Studies of facilitation have primarily been limited to single mechanisms, species, or environments. We examined interacting mechanisms governing the facilitative effects of Pinus flexilis on two later successional understory species, Pseudotsuga menziesii and Ribes cereum, in different microhabitats and seasons at the ecotone between the Rocky Mountain forests and Great Plains grasslands in Montana, USA. In field surveys, 69% of Pseudotsuga and 91% of Ribes were located beneath P. flexilis even though P. flexilis subcrowns accounted for a small proportion of available habitat. For three years, we monitored the survival of Pseudotsuga and Ribes seedlings experimentally planted beneath P. flexilis and in the open at a windward and a leeward site. Survival of both species was highest beneath P. flexilis at a site topographically protected from strong unidirectional winds (38% for Pseudotsuga and 63% for Ribes), and lowest at a windward site and in the open where tree crowns did not provide shelter from winds (2% and 6%, respectively). These results suggest that wind amelioration contributed to the facilitative effect of P. flexilis.

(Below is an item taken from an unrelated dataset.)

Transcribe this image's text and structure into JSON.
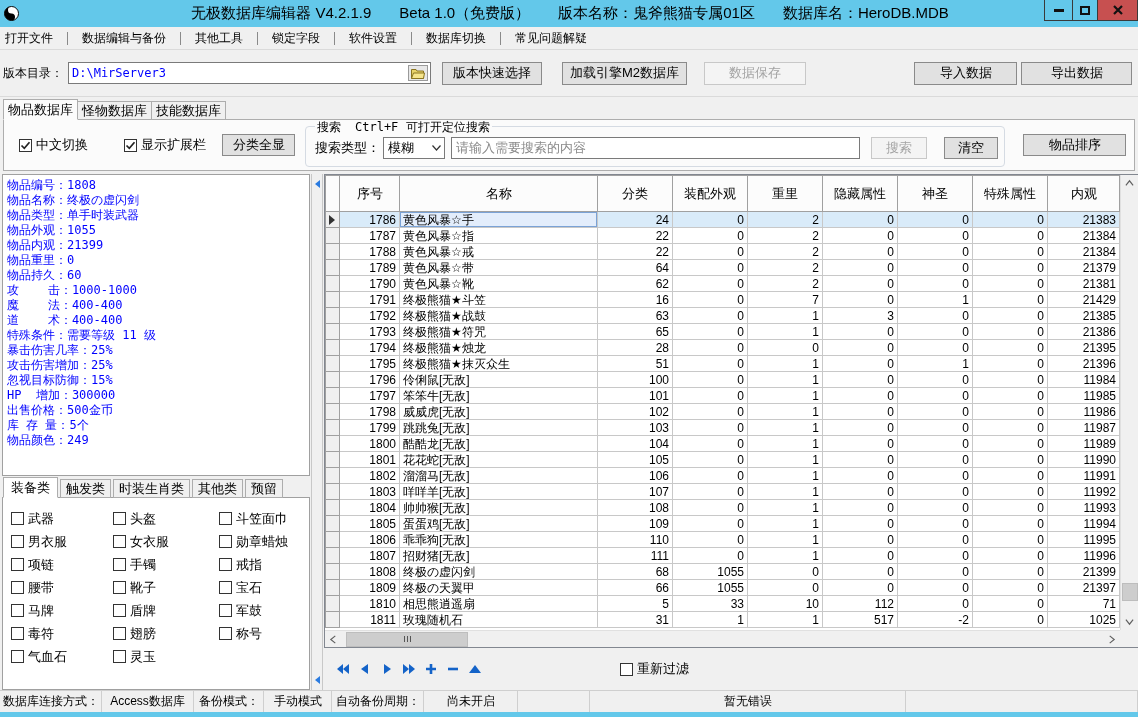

However, even at the leeward site, where wind speed was low, survival of Pseudotsuga and Ribes was higher beneath P. flexilis, suggesting the importance of shade. To explore the relative importance of different mechanisms, we designed an experiment with six treatments: "shade," "shade + wind," "shade + drift," "wind," "drift," and a "control." After two years, we found shade to be of overwhelming importance for the survival of Pseudotsuga and Ribes. Without shade, no other treatments were significant, but once shade was provided, wind amelioration and snow pack accumulation increased survival of Pseudotsuga, suggesting that these different facilitative mechanisms functioned in a nested hierarchical manner: some mechanisms were important only when others were already functioning. Many studies have demonstrated multiple interacting mechanisms in the way that plants interact, but to our knowledge hierarchical interactive processes have not been previously documented. If the effects of positive or competitive mechanisms are often hierarchical, then studies of isolated mechanisms may not accurately assess their importance in nature.